End-to-End Optimization of Incoherent Imaging for Classification Under Detector-Limited Readout
2026-06-08 • Computer Vision and Pattern Recognition
Computer Vision and Pattern Recognition
AI summaryⓘ
The authors study how combining specially designed optical parts (phase masks) with neural networks can help computers recognize objects from images. They find that these optical designs only offer noticeable improvements when the detector capturing the image is limited, like taking fewer or less detailed measurements. When the detector captures full detailed information, traditional lenses work just as well, and the advanced design doesn't help. The benefits also rely on factors like noise levels and the frequency content of the images. They back up their findings with theory and tests on common image datasets.
end-to-end optimizationphase maskincoherent imagingoptical front-endneural network back-enddetector readoutmutual informationclass separabilityspatial frequencyobject classification
Authors
Archer Wang, Joshua Chen, Sachin Vaidya, Marin Soljačić
Abstract
End-to-end co-optimization of optical front-ends (e.g. metasurfaces) and neural network back-ends has been widely applied to imaging tasks, yet a formalism characterizing when and why such systems outperform conventional lens-based imaging is largely lacking. This paper focuses on object classification, a central imaging task, and asks when end-to-end optimization of a phase mask for incoherent imaging improves performance over a conventional focusing lens.
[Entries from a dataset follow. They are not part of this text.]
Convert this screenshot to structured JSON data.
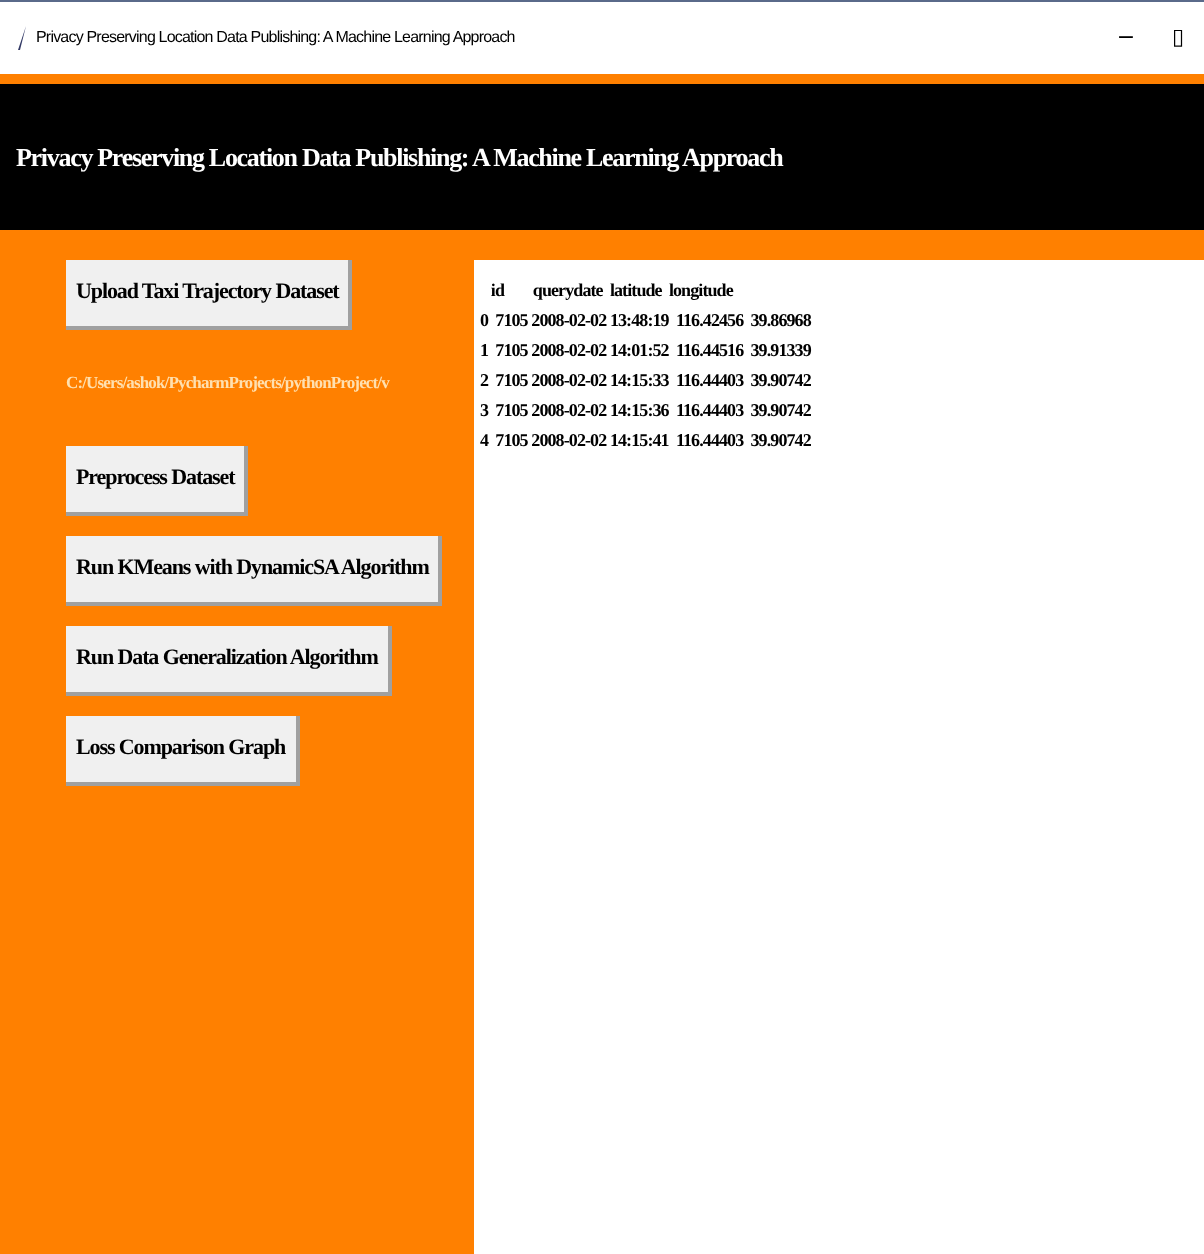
{
  "window": {
    "title": "Privacy Preserving Location Data Publishing: A Machine Learning Approach",
    "controls": [
      "−",
      "▯"
    ]
  },
  "header": {
    "title": "Privacy Preserving Location Data Publishing: A Machine Learning Approach"
  },
  "buttons": [
    {
      "kind": "button",
      "label": "Upload Taxi Trajectory Dataset"
    },
    {
      "kind": "path",
      "label": "C:/Users/ashok/PycharmProjects/pythonProject/v"
    },
    {
      "kind": "button",
      "label": "Preprocess Dataset"
    },
    {
      "kind": "button",
      "label": "Run KMeans with DynamicSA Algorithm"
    },
    {
      "kind": "button",
      "label": "Run Data Generalization Algorithm"
    },
    {
      "kind": "button",
      "label": "Loss Comparison Graph"
    }
  ],
  "output": {
    "lines": [
      "   id        querydate  latitude  longitude",
      "0  7105 2008-02-02 13:48:19  116.42456  39.86968",
      "1  7105 2008-02-02 14:01:52  116.44516  39.91339",
      "2  7105 2008-02-02 14:15:33  116.44403  39.90742",
      "3  7105 2008-02-02 14:15:36  116.44403  39.90742",
      "4  7105 2008-02-02 14:15:41  116.44403  39.90742"
    ]
  }
}
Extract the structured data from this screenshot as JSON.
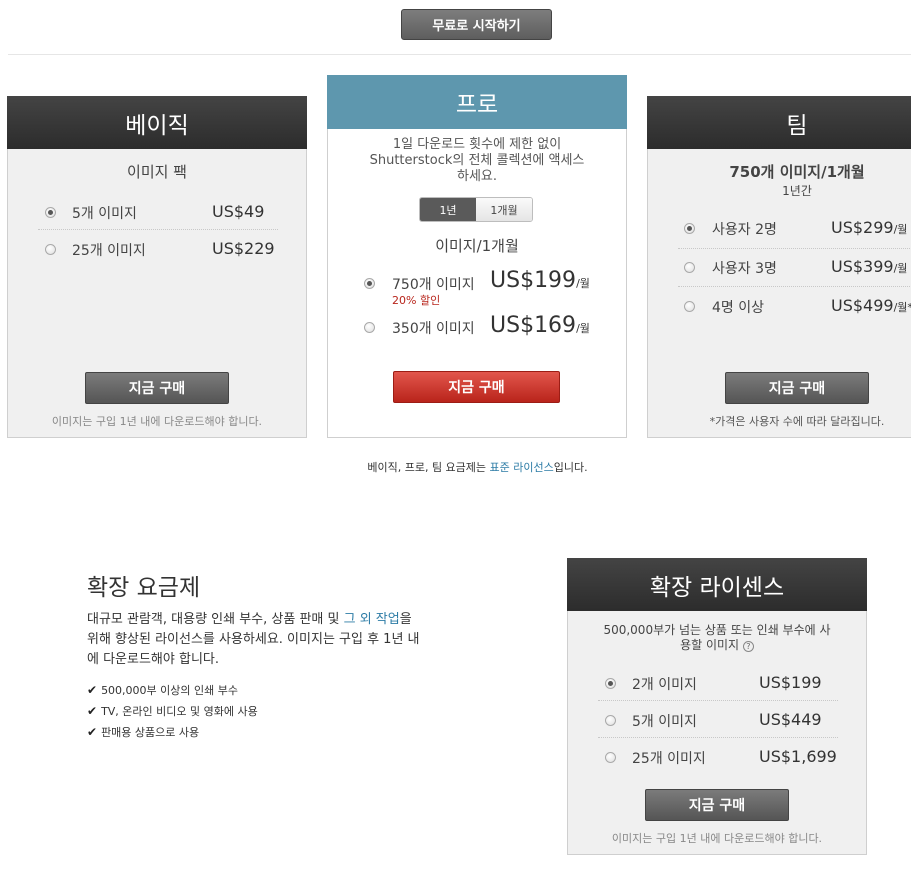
{
  "top": {
    "start_free_label": "무료로 시작하기"
  },
  "basic": {
    "title": "베이직",
    "subtitle": "이미지 팩",
    "options": [
      {
        "label": "5개 이미지",
        "price": "US$49",
        "selected": true
      },
      {
        "label": "25개 이미지",
        "price": "US$229",
        "selected": false
      }
    ],
    "buy_label": "지금 구매",
    "note": "이미지는 구입 1년 내에 다운로드해야 합니다."
  },
  "pro": {
    "title": "프로",
    "description_line1": "1일 다운로드 횟수에 제한 없이",
    "description_line2": "Shutterstock의 전체 콜렉션에 액세스",
    "description_line3": "하세요.",
    "toggle": {
      "year": "1년",
      "month": "1개월"
    },
    "subtitle": "이미지/1개월",
    "options": [
      {
        "label": "750개 이미지",
        "discount": "20% 할인",
        "price": "US$199",
        "unit": "/월",
        "selected": true
      },
      {
        "label": "350개 이미지",
        "price": "US$169",
        "unit": "/월",
        "selected": false
      }
    ],
    "buy_label": "지금 구매"
  },
  "team": {
    "title": "팀",
    "subtitle": "750개 이미지/1개월",
    "period": "1년간",
    "options": [
      {
        "label": "사용자 2명",
        "price": "US$299",
        "unit": "/월",
        "selected": true
      },
      {
        "label": "사용자 3명",
        "price": "US$399",
        "unit": "/월",
        "selected": false
      },
      {
        "label": "4명 이상",
        "price": "US$499",
        "unit": "/월*",
        "selected": false
      }
    ],
    "buy_label": "지금 구매",
    "note": "*가격은 사용자 수에 따라 달라집니다."
  },
  "license_note": {
    "prefix": "베이직, 프로, 팀 요금제는 ",
    "link": "표준 라이선스",
    "suffix": "입니다."
  },
  "extended": {
    "heading": "확장 요금제",
    "para_prefix": "대규모 관람객, 대용량 인쇄 부수, 상품 판매 및 ",
    "para_link": "그 외 작업",
    "para_after_link": "을",
    "para_line2": "위해 향상된 라이선스를 사용하세요. 이미지는 구입 후 1년 내",
    "para_line3": "에 다운로드해야 합니다.",
    "checks": [
      "500,000부 이상의 인쇄 부수",
      "TV, 온라인 비디오 및 영화에 사용",
      "판매용 상품으로 사용"
    ]
  },
  "ext_license": {
    "title": "확장 라이센스",
    "description_line1": "500,000부가 넘는 상품 또는 인쇄 부수에 사",
    "description_line2": "용할 이미지",
    "help_icon": "?",
    "options": [
      {
        "label": "2개 이미지",
        "price": "US$199",
        "selected": true
      },
      {
        "label": "5개 이미지",
        "price": "US$449",
        "selected": false
      },
      {
        "label": "25개 이미지",
        "price": "US$1,699",
        "selected": false
      }
    ],
    "buy_label": "지금 구매",
    "note": "이미지는 구입 1년 내에 다운로드해야 합니다."
  }
}
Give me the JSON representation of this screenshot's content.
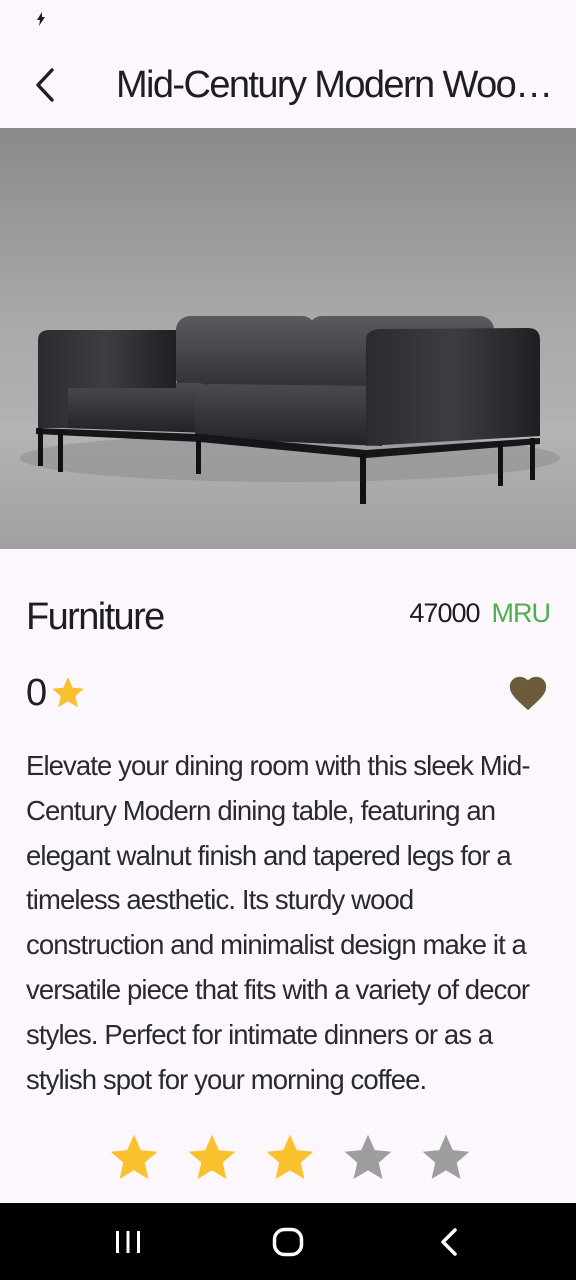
{
  "app_bar": {
    "title": "Mid-Century Modern Woode...",
    "back_icon": "chevron-left-icon"
  },
  "product": {
    "category": "Furniture",
    "price": "47000",
    "currency": "MRU",
    "rating": "0",
    "description": "Elevate your dining room with this sleek Mid-Century Modern dining table, featuring an elegant walnut finish and tapered legs for a timeless aesthetic. Its sturdy wood construction and minimalist design make it a versatile piece that fits with a variety of decor styles. Perfect for intimate dinners or as a stylish spot for your morning coffee."
  },
  "rating_input": {
    "stars_filled": 3,
    "stars_total": 5
  },
  "colors": {
    "background": "#fcf7fc",
    "star_gold": "#fbc02d",
    "star_gray": "#9e9e9e",
    "heart": "#6d5c3c",
    "currency_green": "#4caf50",
    "nav_bar": "#000000"
  }
}
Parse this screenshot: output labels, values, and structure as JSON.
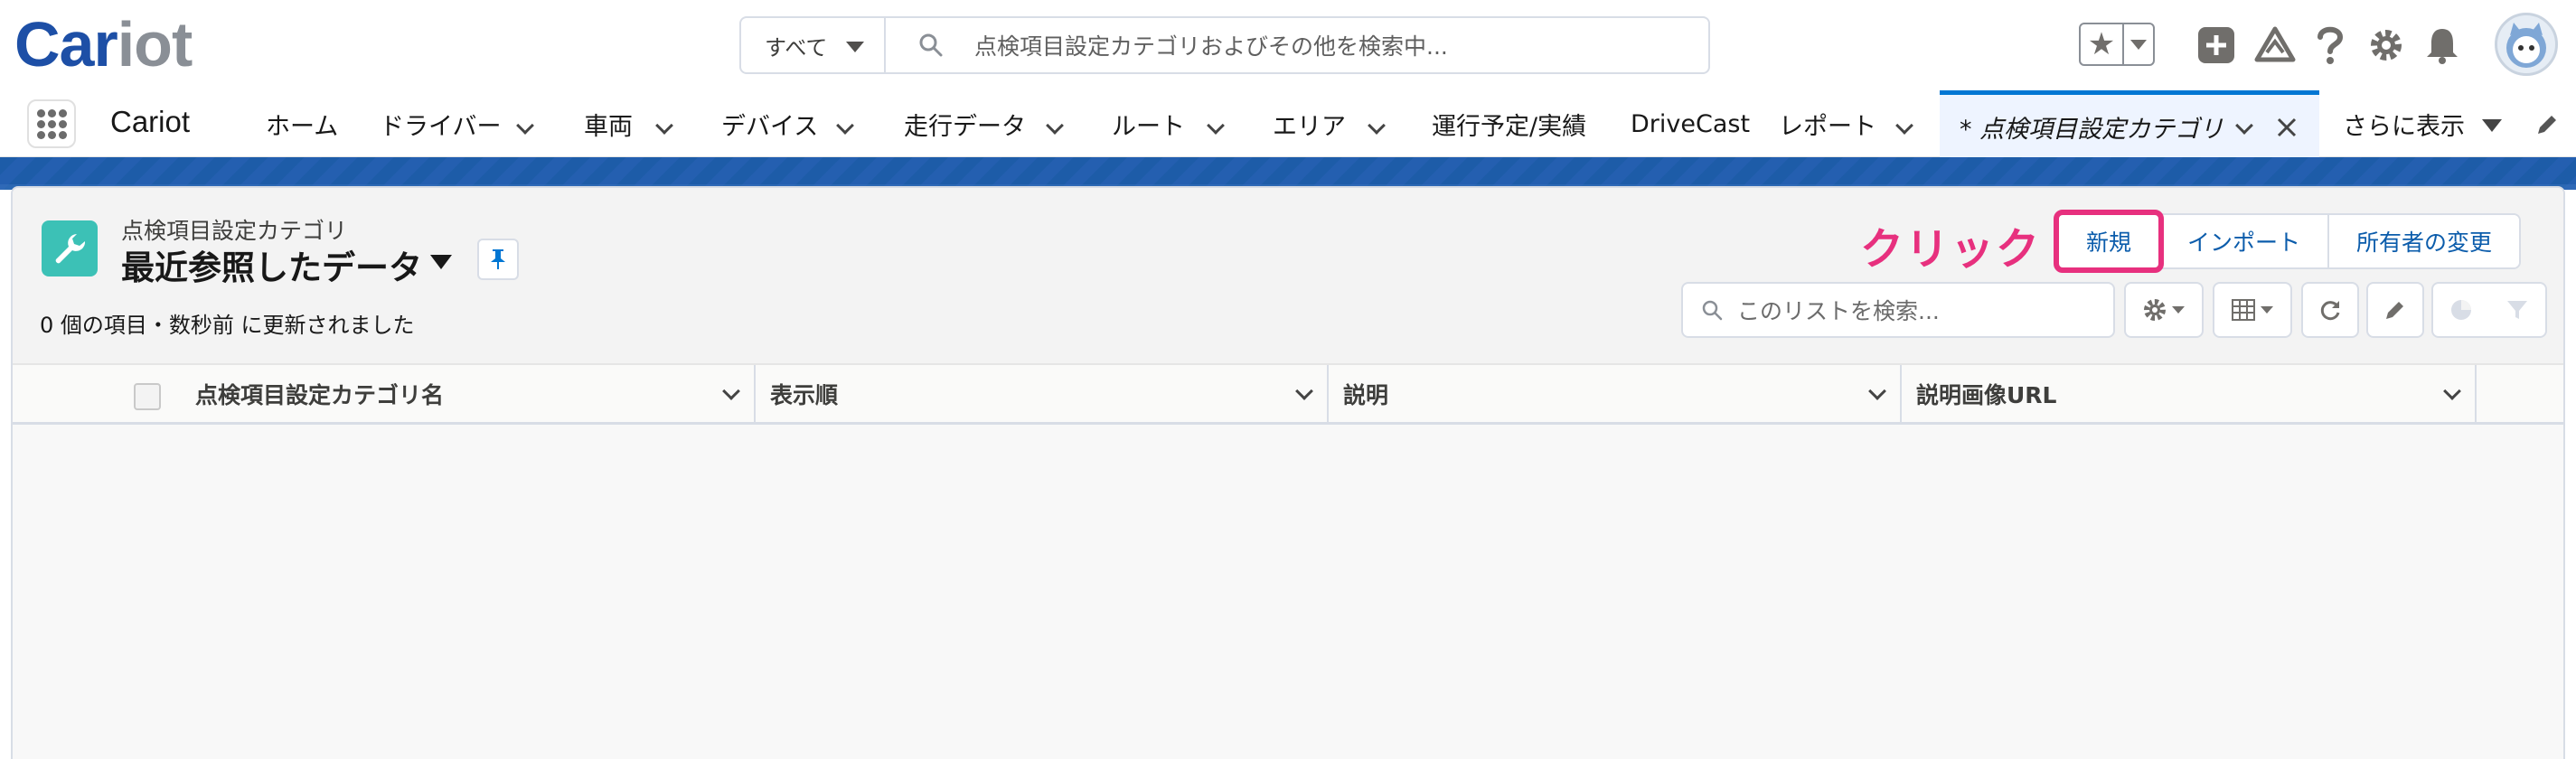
{
  "header": {
    "logo_primary": "Car",
    "logo_secondary": "iot",
    "search_scope": "すべて",
    "search_placeholder": "点検項目設定カテゴリおよびその他を検索中..."
  },
  "nav": {
    "app_name": "Cariot",
    "items": [
      {
        "label": "ホーム"
      },
      {
        "label": "ドライバー"
      },
      {
        "label": "車両"
      },
      {
        "label": "デバイス"
      },
      {
        "label": "走行データ"
      },
      {
        "label": "ルート"
      },
      {
        "label": "エリア"
      },
      {
        "label": "運行予定/実績"
      },
      {
        "label": "DriveCast"
      },
      {
        "label": "レポート"
      }
    ],
    "active_tab": "* 点検項目設定カテゴリ",
    "more": "さらに表示"
  },
  "list_view": {
    "object_type": "点検項目設定カテゴリ",
    "title": "最近参照したデータ",
    "meta": "0 個の項目・数秒前 に更新されました",
    "annotation": "クリック",
    "buttons": {
      "new": "新規",
      "import": "インポート",
      "change_owner": "所有者の変更"
    },
    "search_placeholder": "このリストを検索...",
    "columns": [
      "点検項目設定カテゴリ名",
      "表示順",
      "説明",
      "説明画像URL"
    ]
  },
  "colors": {
    "brand_blue": "#1d4fa6",
    "annotation_pink": "#e7307e",
    "object_icon": "#3cc1b6",
    "link_blue": "#0b5cab"
  }
}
We find that these gains arise primarily under constrained detector readout and are limited under full detector readout. In the latter setting, we prove that no incoherent phase mask exceeds the ideal-channel mutual information between detector measurements and class labels; a conventional focusing lens approaches this ceiling, and joint optimization yields no empirical gain. When detector readout is constrained -- by coarse spatial sampling or a limited number of measurements -- optimized optics can substantially improve classification by increasing class separability in the detector measurements. These gains are largest under low detector noise and shrink as noise grows, because the optics shape the signal before it reaches the detector but cannot remove noise added afterward. The advantage also depends on the spectral structure of the task: co-design helps most when class-discriminative content is concentrated at lower spatial frequencies than within-class variation. We develop a theoretical framework formalizing these distinctions and test its predictions on synthetic data and standard benchmarks (MNIST, FashionMNIST, SVHN).